HMS Warspite and HMS Malaya during the Battle of Jutland. IWM

The hundredth anniversary of the Battle of Jutland has been marked with a service at St Magnus' Cathedral in Kirkwall, Orkney.

The cathedral is the most northerly in the British Isles and the closest to the only battle between the British and German Grand Fleets of the First World War.

The service was led by the minister of the cathedral, Fraser MacNaughton. He was joined by the Royal Navy's chaplain of the fleet, the Venerable Ian Wheatley, and a German naval chaplain.

It was attended by the Prime Minister, David Cameron, and the First Minister of Scotland, Nicola Sturgeon.

German President Joachim Gauck was also present, with the Princess Royal representing the British Royal Family. The Duke of Edinburgh had been expected to attend but was unwell. His son-in-law Vice-Admiral Sir Tim Laurence, said: "He just has a minor ailment and I think at his age it would be unwise to go and stand in a windswept cemetery for a long period at that stage."

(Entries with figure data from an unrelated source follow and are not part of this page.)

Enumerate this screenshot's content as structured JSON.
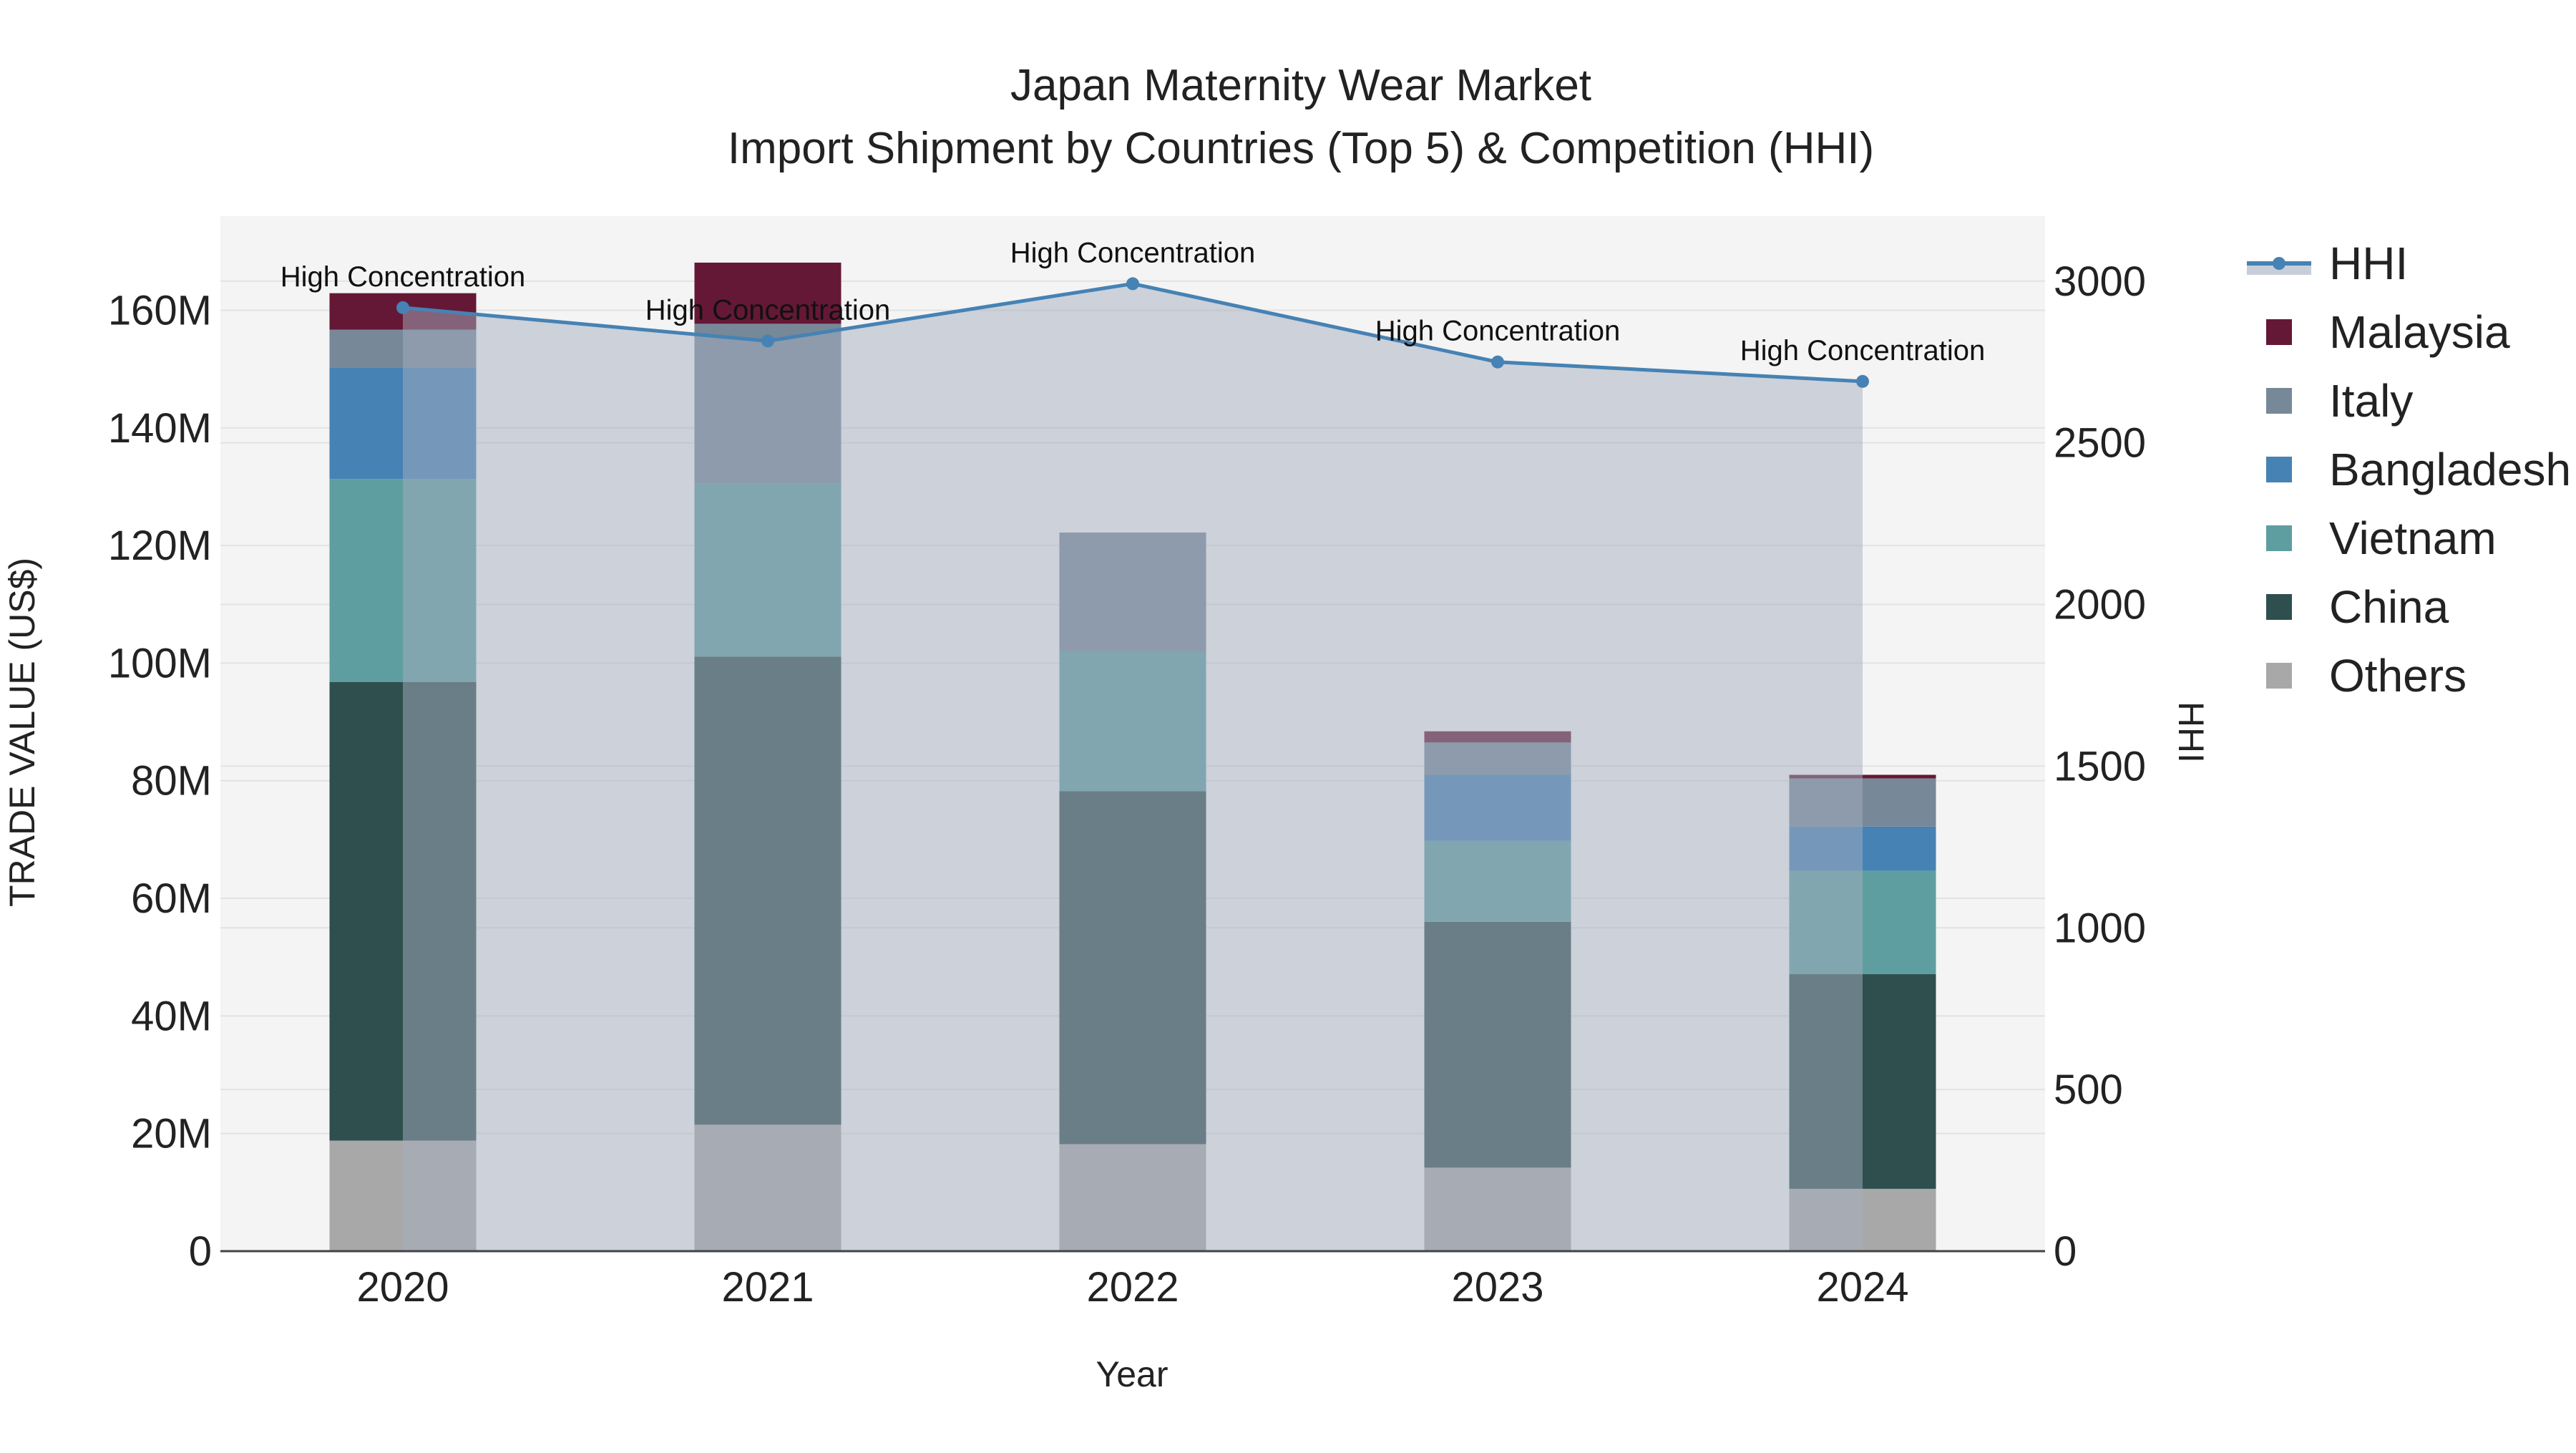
{
  "chart_data": {
    "type": "bar",
    "title_line1": "Japan Maternity Wear Market",
    "title_line2": "Import Shipment by Countries (Top 5) & Competition (HHI)",
    "xlabel": "Year",
    "ylabel": "TRADE VALUE (US$)",
    "y2label": "HHI",
    "categories": [
      "2020",
      "2021",
      "2022",
      "2023",
      "2024"
    ],
    "ylim": [
      0,
      176000000
    ],
    "y_ticks": [
      0,
      20000000,
      40000000,
      60000000,
      80000000,
      100000000,
      120000000,
      140000000,
      160000000
    ],
    "y_tick_labels": [
      "0",
      "20M",
      "40M",
      "60M",
      "80M",
      "100M",
      "120M",
      "140M",
      "160M"
    ],
    "y2lim": [
      0,
      3201
    ],
    "y2_ticks": [
      0,
      500,
      1000,
      1500,
      2000,
      2500,
      3000
    ],
    "y2_tick_labels": [
      "0",
      "500",
      "1000",
      "1500",
      "2000",
      "2500",
      "3000"
    ],
    "series": [
      {
        "name": "Others",
        "color": "#a8a8a8",
        "values": [
          18800000,
          21500000,
          18200000,
          14200000,
          10600000
        ]
      },
      {
        "name": "China",
        "color": "#2f4f4f",
        "values": [
          78000000,
          79600000,
          60000000,
          41800000,
          36500000
        ]
      },
      {
        "name": "Vietnam",
        "color": "#5f9ea0",
        "values": [
          34500000,
          29400000,
          23800000,
          13800000,
          17600000
        ]
      },
      {
        "name": "Bangladesh",
        "color": "#4682b4",
        "values": [
          18900000,
          0,
          0,
          11200000,
          7500000
        ]
      },
      {
        "name": "Italy",
        "color": "#778899",
        "values": [
          6500000,
          27200000,
          20200000,
          5500000,
          8200000
        ]
      },
      {
        "name": "Malaysia",
        "color": "#651835",
        "values": [
          6200000,
          10400000,
          0,
          1900000,
          600000
        ]
      }
    ],
    "hhi": {
      "name": "HHI",
      "color": "#4682b4",
      "values": [
        2918,
        2815,
        2992,
        2750,
        2690
      ],
      "annotations": [
        "High Concentration",
        "High Concentration",
        "High Concentration",
        "High Concentration",
        "High Concentration"
      ]
    },
    "legend": {
      "placement": "right",
      "items": [
        {
          "name": "HHI",
          "kind": "line",
          "color": "#4682b4"
        },
        {
          "name": "Malaysia",
          "kind": "box",
          "color": "#651835"
        },
        {
          "name": "Italy",
          "kind": "box",
          "color": "#778899"
        },
        {
          "name": "Bangladesh",
          "kind": "box",
          "color": "#4682b4"
        },
        {
          "name": "Vietnam",
          "kind": "box",
          "color": "#5f9ea0"
        },
        {
          "name": "China",
          "kind": "box",
          "color": "#2f4f4f"
        },
        {
          "name": "Others",
          "kind": "box",
          "color": "#a8a8a8"
        }
      ]
    },
    "plot_bg": "#f4f4f4",
    "grid": true
  }
}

Representatives of all the other nations connected to the battle – Australia, Canada, Ireland, Japan, Malta, New Zealand and South Africa – were at the cathedral. A Royal Marines band paraded through Kirkwall to the service. 

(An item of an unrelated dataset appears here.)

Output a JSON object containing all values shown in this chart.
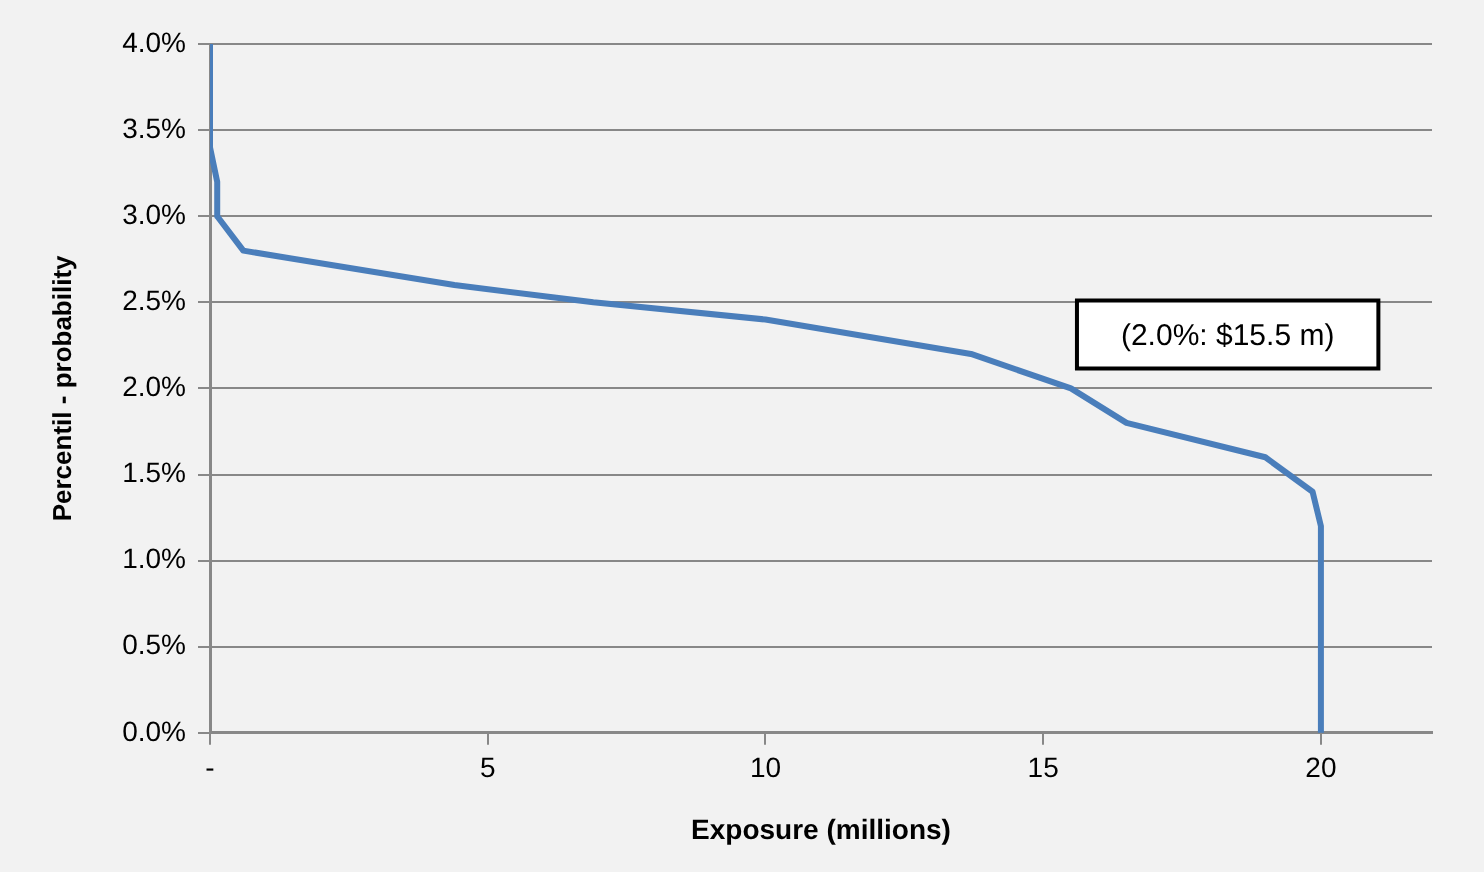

Thousands of ceramic poppies were installed at the cathedral and a specially commissioned piece of music by the late Master of the Queen's Music, Sir Peter Maxwell Davies, who lived on Orkney, was performed.

Descendants of those who fought at the battle also attended the commemorations, which drew to a close at the cemetery on the island of Hoy where 450 servicemen are buried.

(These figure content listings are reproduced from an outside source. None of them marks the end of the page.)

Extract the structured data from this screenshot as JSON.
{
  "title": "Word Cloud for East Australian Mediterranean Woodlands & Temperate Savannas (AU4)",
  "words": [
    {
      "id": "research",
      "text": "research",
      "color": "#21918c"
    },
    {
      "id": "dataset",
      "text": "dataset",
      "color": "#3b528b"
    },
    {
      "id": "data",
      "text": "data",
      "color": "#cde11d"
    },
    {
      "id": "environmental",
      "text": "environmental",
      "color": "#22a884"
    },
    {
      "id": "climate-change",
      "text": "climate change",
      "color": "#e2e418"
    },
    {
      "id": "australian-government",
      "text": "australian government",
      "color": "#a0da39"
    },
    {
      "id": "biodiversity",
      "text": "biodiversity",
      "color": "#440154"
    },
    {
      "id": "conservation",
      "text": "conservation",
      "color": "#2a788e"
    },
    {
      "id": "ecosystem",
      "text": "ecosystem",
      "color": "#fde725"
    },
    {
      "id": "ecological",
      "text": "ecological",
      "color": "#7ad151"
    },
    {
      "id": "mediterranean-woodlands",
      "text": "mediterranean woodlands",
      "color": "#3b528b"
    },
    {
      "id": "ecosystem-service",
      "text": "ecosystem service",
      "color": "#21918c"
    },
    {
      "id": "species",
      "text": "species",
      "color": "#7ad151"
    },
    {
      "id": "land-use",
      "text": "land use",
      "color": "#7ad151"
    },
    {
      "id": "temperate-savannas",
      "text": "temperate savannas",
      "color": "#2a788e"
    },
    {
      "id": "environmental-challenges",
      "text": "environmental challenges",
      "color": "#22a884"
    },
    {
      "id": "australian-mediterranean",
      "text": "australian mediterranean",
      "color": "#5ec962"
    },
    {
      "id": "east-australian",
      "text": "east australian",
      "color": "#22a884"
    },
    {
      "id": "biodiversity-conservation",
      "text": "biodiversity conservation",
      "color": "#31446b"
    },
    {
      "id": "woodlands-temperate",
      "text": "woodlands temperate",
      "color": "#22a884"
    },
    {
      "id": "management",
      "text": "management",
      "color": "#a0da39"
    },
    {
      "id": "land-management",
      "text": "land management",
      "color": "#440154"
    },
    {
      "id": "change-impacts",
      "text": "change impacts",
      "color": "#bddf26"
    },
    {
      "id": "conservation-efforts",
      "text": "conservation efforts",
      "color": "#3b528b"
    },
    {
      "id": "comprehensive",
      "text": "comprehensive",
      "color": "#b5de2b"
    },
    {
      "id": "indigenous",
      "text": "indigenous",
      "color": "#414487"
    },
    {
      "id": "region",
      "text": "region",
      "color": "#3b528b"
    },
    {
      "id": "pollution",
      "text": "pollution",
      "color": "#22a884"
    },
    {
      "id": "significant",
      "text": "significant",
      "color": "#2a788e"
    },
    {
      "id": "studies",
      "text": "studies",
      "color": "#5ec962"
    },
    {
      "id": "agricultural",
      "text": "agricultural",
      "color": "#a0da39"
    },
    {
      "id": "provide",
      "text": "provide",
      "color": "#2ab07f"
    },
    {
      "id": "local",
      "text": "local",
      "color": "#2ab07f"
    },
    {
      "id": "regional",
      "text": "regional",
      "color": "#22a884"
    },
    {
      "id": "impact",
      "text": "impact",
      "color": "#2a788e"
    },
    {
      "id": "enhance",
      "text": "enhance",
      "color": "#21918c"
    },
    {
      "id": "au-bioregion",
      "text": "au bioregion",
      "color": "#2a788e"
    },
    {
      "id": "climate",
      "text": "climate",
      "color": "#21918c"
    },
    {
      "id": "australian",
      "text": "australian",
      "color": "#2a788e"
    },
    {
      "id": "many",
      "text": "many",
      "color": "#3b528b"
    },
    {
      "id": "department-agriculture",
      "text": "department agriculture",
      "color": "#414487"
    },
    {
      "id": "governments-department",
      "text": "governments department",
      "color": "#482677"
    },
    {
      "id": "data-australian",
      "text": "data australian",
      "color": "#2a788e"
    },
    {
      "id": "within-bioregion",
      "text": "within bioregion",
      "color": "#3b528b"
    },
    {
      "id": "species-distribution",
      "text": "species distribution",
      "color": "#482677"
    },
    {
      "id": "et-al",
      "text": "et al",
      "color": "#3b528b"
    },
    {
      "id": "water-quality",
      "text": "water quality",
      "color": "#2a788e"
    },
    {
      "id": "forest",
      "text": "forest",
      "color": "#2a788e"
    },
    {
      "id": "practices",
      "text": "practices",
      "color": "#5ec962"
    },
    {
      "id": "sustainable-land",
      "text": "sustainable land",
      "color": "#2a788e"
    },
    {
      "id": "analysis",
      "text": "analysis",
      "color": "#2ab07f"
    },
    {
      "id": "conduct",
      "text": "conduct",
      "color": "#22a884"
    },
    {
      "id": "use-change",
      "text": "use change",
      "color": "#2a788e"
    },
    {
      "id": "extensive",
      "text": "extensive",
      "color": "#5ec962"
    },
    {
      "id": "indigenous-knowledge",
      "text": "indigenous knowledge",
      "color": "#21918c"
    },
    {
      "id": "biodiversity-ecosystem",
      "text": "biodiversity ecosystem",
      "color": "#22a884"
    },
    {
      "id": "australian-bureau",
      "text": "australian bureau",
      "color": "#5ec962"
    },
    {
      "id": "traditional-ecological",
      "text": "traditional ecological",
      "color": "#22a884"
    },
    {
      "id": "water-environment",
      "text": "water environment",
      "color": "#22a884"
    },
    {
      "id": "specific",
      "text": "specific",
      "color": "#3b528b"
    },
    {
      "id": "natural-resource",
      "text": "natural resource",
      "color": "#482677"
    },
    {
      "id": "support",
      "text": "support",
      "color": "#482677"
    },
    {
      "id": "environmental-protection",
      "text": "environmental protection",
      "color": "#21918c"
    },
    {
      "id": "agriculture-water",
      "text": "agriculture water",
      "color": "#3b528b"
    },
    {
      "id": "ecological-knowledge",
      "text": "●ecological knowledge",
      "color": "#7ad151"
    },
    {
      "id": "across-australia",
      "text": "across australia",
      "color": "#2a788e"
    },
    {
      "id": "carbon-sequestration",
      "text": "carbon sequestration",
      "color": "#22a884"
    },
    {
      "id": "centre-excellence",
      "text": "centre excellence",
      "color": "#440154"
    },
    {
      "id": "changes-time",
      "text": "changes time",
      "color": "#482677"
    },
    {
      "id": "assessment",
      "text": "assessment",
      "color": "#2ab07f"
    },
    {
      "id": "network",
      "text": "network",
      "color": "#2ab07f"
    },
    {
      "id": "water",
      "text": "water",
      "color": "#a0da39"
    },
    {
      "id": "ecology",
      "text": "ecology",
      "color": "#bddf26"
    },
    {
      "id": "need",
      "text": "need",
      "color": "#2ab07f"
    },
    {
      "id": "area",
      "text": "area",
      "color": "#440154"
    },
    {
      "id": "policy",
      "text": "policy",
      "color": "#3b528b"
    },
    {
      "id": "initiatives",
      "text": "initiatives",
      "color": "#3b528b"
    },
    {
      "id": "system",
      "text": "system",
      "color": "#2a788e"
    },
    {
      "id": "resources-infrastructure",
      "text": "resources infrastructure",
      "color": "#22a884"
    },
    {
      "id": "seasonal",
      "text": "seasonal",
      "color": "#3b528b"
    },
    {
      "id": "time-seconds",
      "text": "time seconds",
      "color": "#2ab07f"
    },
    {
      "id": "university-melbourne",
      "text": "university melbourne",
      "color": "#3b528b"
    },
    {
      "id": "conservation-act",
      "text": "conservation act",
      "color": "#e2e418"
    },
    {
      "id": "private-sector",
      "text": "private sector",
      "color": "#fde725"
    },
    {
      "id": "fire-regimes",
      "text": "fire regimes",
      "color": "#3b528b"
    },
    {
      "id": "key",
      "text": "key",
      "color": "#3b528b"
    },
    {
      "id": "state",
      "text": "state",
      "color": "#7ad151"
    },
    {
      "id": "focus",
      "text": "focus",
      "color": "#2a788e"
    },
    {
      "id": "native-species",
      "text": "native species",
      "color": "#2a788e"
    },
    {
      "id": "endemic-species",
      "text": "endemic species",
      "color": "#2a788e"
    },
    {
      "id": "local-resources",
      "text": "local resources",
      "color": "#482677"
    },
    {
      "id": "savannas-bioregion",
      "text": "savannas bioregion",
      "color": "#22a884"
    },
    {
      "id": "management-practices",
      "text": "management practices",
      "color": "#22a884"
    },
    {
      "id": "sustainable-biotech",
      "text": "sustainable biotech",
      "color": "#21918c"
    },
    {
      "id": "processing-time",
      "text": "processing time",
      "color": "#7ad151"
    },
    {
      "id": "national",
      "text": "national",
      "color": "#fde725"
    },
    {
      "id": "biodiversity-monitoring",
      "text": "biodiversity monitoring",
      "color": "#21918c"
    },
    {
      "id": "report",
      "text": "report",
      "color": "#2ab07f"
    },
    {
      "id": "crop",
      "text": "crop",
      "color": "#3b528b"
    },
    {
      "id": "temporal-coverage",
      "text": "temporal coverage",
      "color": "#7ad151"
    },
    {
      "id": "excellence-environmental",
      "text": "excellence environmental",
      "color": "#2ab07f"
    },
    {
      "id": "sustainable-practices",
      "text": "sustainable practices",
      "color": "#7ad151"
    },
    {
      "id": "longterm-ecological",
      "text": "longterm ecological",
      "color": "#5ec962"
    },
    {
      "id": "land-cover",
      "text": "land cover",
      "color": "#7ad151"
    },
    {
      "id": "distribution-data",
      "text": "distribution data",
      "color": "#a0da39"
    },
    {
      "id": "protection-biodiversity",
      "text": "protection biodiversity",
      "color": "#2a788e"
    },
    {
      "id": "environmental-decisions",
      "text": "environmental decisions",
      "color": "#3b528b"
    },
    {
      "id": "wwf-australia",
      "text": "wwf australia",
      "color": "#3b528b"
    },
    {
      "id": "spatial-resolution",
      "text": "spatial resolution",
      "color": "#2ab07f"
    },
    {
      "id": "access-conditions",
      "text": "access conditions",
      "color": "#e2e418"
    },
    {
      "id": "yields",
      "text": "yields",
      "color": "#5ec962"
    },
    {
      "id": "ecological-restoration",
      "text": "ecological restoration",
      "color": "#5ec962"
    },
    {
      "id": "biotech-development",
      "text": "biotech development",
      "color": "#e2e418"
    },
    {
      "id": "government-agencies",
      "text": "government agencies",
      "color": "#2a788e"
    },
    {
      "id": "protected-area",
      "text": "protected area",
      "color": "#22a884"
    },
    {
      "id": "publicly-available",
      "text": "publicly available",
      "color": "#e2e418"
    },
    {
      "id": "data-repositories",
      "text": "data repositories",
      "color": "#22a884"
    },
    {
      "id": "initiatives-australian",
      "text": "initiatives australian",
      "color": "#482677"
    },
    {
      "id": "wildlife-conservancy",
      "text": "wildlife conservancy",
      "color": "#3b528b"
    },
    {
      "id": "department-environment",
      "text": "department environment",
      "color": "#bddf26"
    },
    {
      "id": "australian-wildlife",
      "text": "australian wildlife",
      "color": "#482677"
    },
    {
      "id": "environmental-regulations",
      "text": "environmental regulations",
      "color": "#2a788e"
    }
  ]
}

A service also took place on HMS Duncan at Jutland Bank, the site of the battle.

The Battle of Jutland was claimed as a victory by both the British and German navies. It was fought in darkness and fog over two days in a series of engagements. While the Royal Navy lost more ships and men – 14 sunk and 6,097 deaths – than the German, at 11 ships sunk and 2,551 lives lost, the German navy retreated to port and did not venture out for the rest of the war. Its failure to break the British blockade that would starve Germany into surrender represented a huge strategic defeat.

Admiral Jellicoe, described by Winston Churchill as "the only man who could lose the war in an afternoon", has been blamed – most historians say unfairly – for being over-cautious in not pursuing and destroying the German fleet. Many of the British losses have been put down to gunnery practices in which safety was sacrificed for speed.